Europe is a good place to shift the focus to revenue thanks to its transparency requirements. The region’s startups still lag Silicon Valley in their ability to acquire higher, later-stage funding, making it harder to scale up to become the next Microsoft Corp. or Alphabet Inc. But local VC firms already prioritize sustainable business models over valuation metrics, in part because they can see the numbers. Unlike their US counterparts, European startups are subject to more stringent regulations requiring financial disclosures.

Although it’s almost impossible to find out revenue figures for US companies like San Francisco-based Scale.ai (which just raised $1 billion at a $14 billion valuation) or its neighbor Anthropic (which is said to be worth between $15 billion and $20 billion), you can easily get them for any two-person private firm in the UK, since all registered businesses must file annual financial statements with Companies House, the government’s registrar.

Until now, European institutional investors have taken that approach too far, shying away from putting their money into new tech that held great promise. When the AI lab DeepMind was getting off the ground, its founders struggled to find backers who would put more than £30,000 ($38,000) into the enterprise and had to fly to Silicon Valley to get the millions they needed from the likes of  Peter Thiel and Elon Musk instead. (Eventually, Google bought DeepMind for $650 million.)

It didn’t help that European investors were cajoled into doing their patriotic duty by “supporting” the local tech ecosystems — think French President Emmanuel Macron targeting 25 unicorns by 2025. “Investors were reasonably saying, ‘For what?’” says Klein. “These science projects?

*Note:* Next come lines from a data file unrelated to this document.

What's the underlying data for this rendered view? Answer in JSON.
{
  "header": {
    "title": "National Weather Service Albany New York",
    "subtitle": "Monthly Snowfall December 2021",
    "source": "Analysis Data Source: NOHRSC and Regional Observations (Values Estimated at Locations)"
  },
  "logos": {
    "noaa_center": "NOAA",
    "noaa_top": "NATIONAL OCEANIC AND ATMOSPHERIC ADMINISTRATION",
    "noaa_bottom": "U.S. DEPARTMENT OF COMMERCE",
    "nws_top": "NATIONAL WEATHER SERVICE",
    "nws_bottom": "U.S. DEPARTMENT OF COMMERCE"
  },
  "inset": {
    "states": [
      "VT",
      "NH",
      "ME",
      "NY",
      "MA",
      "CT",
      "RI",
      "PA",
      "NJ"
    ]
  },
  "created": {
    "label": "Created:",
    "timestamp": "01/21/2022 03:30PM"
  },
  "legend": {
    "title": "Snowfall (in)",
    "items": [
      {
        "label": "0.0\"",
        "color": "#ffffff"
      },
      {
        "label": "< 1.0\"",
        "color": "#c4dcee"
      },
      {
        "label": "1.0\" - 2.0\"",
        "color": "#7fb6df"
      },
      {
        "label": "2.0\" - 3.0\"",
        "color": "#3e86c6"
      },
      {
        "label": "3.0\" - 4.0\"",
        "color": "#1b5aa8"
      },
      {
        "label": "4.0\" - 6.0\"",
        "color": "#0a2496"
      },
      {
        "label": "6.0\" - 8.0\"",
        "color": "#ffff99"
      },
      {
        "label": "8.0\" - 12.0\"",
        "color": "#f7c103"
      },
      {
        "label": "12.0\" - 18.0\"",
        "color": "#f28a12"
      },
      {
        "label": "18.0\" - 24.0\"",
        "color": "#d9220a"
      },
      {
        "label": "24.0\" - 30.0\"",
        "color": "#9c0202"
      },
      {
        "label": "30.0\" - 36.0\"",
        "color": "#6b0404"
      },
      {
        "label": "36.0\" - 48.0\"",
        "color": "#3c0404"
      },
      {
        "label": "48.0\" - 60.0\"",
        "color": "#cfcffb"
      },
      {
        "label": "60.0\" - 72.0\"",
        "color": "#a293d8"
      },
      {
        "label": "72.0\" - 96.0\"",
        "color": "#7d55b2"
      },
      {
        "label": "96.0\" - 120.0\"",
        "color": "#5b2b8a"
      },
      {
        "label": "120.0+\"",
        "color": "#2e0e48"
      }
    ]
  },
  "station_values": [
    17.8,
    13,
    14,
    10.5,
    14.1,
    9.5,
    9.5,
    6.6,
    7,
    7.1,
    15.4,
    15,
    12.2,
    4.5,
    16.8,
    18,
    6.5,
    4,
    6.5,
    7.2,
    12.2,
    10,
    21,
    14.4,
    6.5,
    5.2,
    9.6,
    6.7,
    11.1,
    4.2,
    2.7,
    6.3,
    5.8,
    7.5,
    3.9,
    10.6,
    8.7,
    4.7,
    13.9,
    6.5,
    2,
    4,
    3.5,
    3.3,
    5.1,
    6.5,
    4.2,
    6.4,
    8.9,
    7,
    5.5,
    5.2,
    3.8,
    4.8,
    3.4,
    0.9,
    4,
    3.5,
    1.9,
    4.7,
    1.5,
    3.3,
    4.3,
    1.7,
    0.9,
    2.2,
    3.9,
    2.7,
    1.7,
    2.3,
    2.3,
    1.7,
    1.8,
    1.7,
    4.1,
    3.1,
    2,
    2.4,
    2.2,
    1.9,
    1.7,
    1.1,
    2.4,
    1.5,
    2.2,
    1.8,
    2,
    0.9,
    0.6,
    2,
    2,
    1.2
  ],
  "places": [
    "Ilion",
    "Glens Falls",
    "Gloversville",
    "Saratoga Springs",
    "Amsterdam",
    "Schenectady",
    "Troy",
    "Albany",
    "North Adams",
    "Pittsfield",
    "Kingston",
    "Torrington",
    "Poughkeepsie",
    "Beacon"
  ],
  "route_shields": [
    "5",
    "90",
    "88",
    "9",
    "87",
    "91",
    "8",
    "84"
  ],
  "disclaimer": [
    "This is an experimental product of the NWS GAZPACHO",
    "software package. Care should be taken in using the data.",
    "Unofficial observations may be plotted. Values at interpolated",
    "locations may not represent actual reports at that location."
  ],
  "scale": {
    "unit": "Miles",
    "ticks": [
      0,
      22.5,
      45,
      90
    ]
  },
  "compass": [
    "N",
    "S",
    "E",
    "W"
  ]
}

This is people’s retirement savings. We’re not charities.” To turn the tide, it might help for institutional investors to see the broad number of thoroughbreds across the country and the wider European region. 

British investors, for one, are poised to make bigger bets now that its domestic pension providers — who manage assets worth about $3 trillion — have pledged to assign 5% of their default funds to “unlisted equities” by 2030, providing a boost to the country’s tech sector. They would do well to turn their attention to the 118 startups in the UK that are bringing in more than $100 million in revenue, according to market intelligence firm Dealroom.io.  

Startups themselves should also resist unicorn envy. In the long run, success can become as mythical as the name.